I want to use a Beryl router to conceal my real IP address. I am concerned that even with a VPN and Internet Kill Switch it might leak intermittently (for a few milliseconds) when VPN disconnects, for example.
I can’t a afford a SINGLE packet going outside the VPN.
Would it make sense to:
- Use iptables to block ALL traffict except outgoing to my VPN server?
- Block firmware autoupdate so I can validate leakage and not worry about potential future firmware bug introduction?
Auto update can already be disabled in the Firmware upgrade section.
The VPN has a kill switch, meaning if there is no connection to the VPN, clients can’t access the internet.
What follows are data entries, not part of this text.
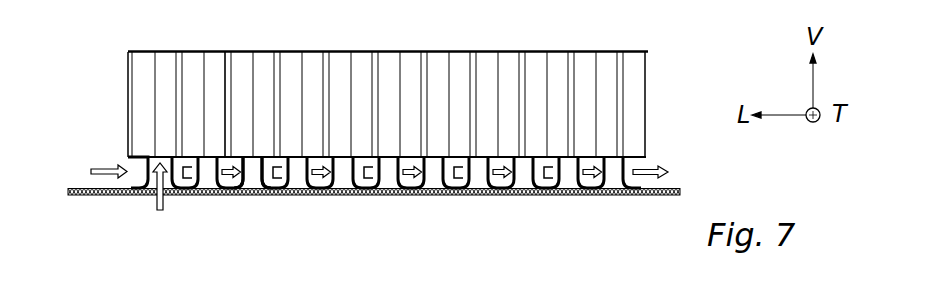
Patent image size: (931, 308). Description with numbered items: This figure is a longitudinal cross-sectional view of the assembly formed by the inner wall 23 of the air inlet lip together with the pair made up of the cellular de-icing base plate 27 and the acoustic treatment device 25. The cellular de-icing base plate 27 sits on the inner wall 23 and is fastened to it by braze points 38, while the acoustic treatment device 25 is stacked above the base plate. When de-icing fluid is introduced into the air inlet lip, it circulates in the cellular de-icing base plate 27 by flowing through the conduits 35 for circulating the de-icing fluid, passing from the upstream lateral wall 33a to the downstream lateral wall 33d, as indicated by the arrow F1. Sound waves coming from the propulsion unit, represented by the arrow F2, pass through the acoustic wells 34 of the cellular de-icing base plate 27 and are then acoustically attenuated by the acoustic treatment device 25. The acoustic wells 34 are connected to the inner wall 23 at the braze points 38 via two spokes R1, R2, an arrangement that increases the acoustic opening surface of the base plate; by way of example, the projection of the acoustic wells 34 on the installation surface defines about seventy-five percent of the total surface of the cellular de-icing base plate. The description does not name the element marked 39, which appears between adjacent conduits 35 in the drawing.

The inner wall 23 is at (437, 195).
The acoustic treatment device 25 is at (648, 93).
The cellular de-icing base plate 27 is at (636, 162).
The upstream lateral wall 33a is at (140, 169).
The downstream lateral wall 33d is at (631, 185).
The acoustic wells 34 is at (216, 150).
The conduits for circulating the de-icing fluid 35 is at (217, 193).
The braze points 38 is at (320, 196).
The connecting wall 39 is at (298, 195).
The arrow F1 is at (109, 143).
The arrow F2 is at (160, 202).
The spoke R1 is at (250, 193).
The spoke R2 is at (254, 193).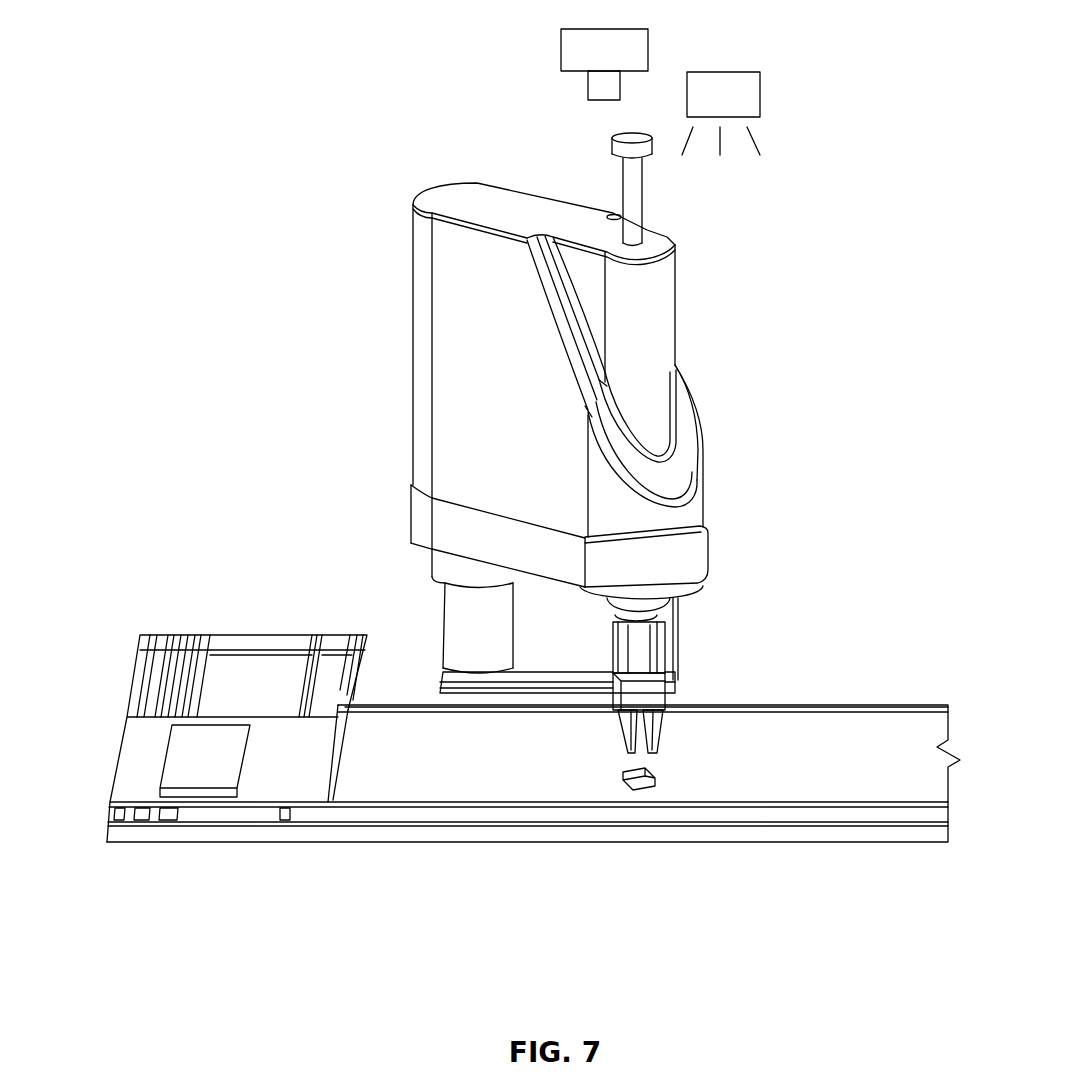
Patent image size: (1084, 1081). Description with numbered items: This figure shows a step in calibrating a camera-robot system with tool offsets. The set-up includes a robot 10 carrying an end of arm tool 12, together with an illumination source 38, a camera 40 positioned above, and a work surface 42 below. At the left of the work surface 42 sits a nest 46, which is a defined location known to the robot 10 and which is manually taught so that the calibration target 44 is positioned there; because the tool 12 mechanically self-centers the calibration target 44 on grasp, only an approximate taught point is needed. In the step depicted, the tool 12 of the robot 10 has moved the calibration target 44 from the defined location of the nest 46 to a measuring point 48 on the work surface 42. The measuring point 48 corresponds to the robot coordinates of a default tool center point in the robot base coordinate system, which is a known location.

The robot 10 is at (524, 423).
The tool 12 is at (617, 728).
The illumination source 38 is at (708, 109).
The camera 40 is at (590, 61).
The work surface 42 is at (452, 775).
The calibration target 44 is at (660, 772).
The nest 46 is at (112, 664).
The measuring point 48 is at (627, 784).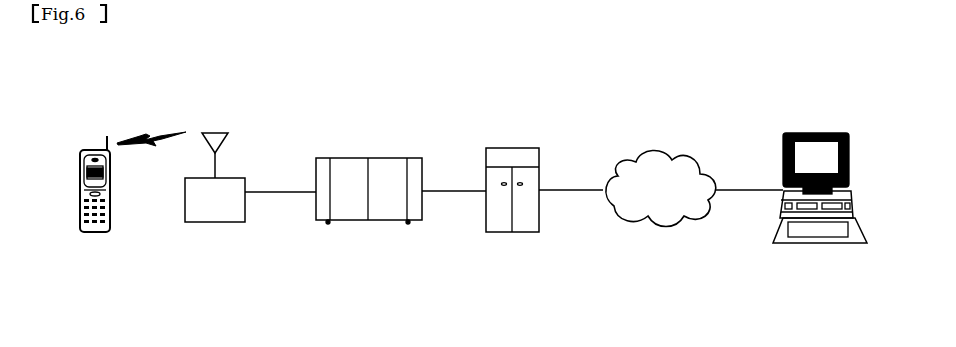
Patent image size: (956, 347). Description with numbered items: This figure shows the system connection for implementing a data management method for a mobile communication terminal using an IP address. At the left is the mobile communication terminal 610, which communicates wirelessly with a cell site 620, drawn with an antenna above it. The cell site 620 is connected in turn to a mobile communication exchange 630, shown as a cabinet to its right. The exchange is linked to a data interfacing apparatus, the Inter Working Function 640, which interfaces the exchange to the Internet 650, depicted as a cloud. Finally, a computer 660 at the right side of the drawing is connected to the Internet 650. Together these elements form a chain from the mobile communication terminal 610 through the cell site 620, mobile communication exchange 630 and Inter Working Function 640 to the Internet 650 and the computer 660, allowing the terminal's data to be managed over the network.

The mobile communication terminal 610 is at (94, 233).
The cell site 620 is at (237, 178).
The mobile communication exchange 630 is at (398, 158).
The Inter Working Function 640 is at (515, 148).
The Internet 650 is at (678, 152).
The computer 660 is at (818, 133).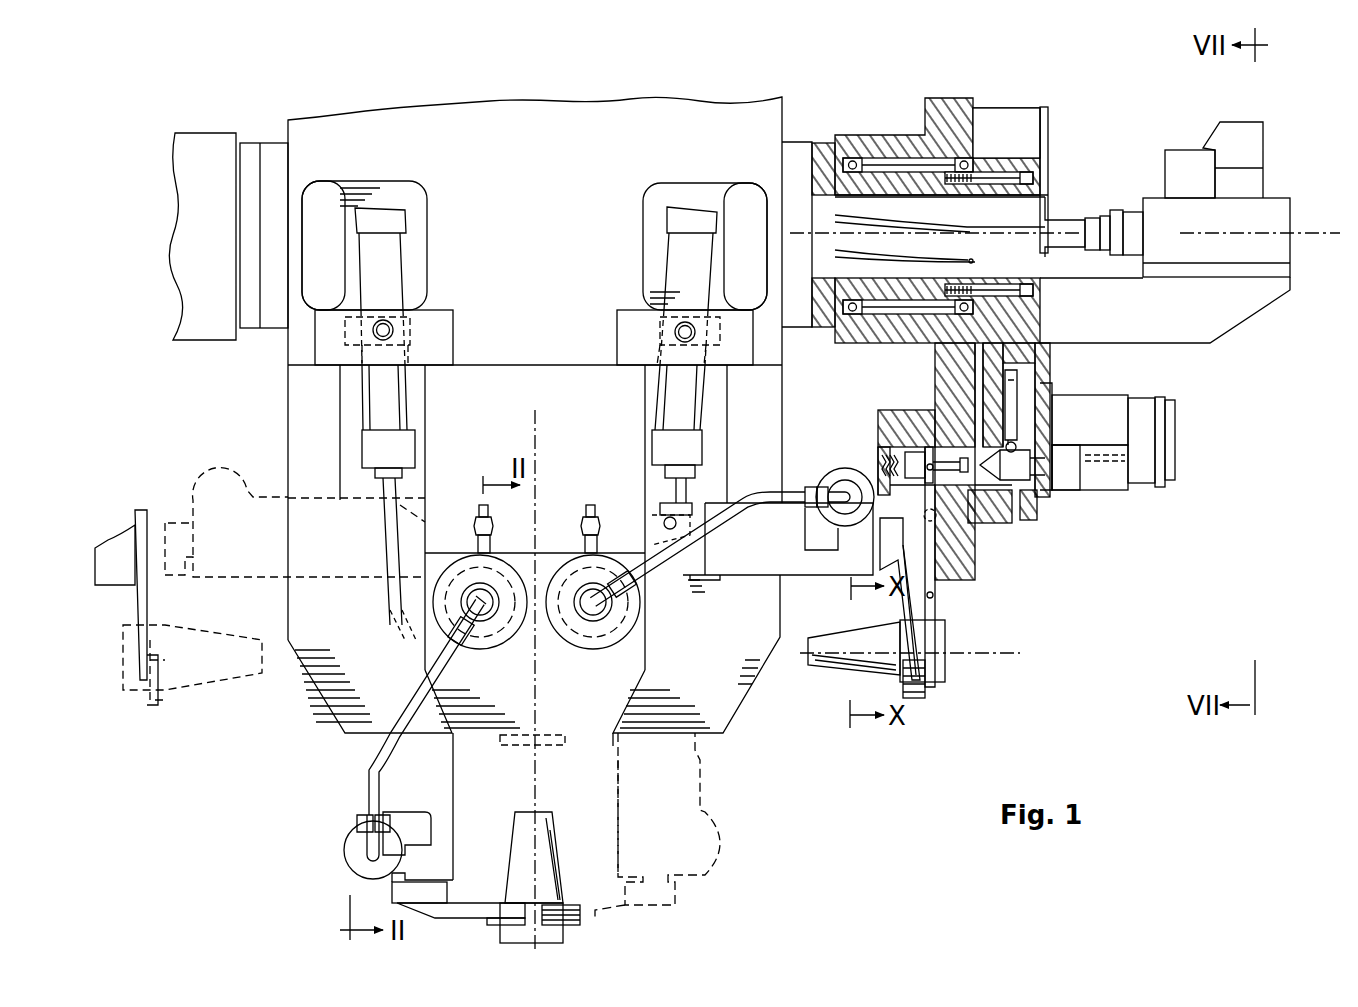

I’m pretty sure this is instant.
You can use these tools to check for possible leaks:
If your IP is hidden, and the dns leak tests show the DNS of your vpn provider, you’re protected
hi, for what it is worth,
my experience, no way hide/protect yourself by tweaking the router that is being used to hide the public address.
in your use-case, using dnscheckers in the cloud is not a real test,
no way should that be considered proof or trustworthy.
and even if you can
prove it works now 10 times in a row,
at some point, have to assume something will go wrong,
your ip is leaked, you are exposed, you will not know in a timely manner.
hi, in this case, no way to prove that it works
perfectly each and every time the connection is killed and re-started.
one possible solution that i use: rent a cheap cloud vm for $2.99US/month
either run your sensitive apps on that vm or use the vm as a network middle man.
— on local machine, in a virtual machine,
run an operating system such as tails and lock it down so it can only tunnel traffic to that cloud vm.
you can lock down the vm firewall, lock down the host firewall.
— on the cloud vm, lots of options
- could run shadowsocks server, stunnel, tor, socks5, etc…
- inbound vpn, outbound vpn, openvpn, wireguard, tailscale
the first vpn is from your local machine to the vm.
the second vpn is from the vm to vpn provider, i use mullvad.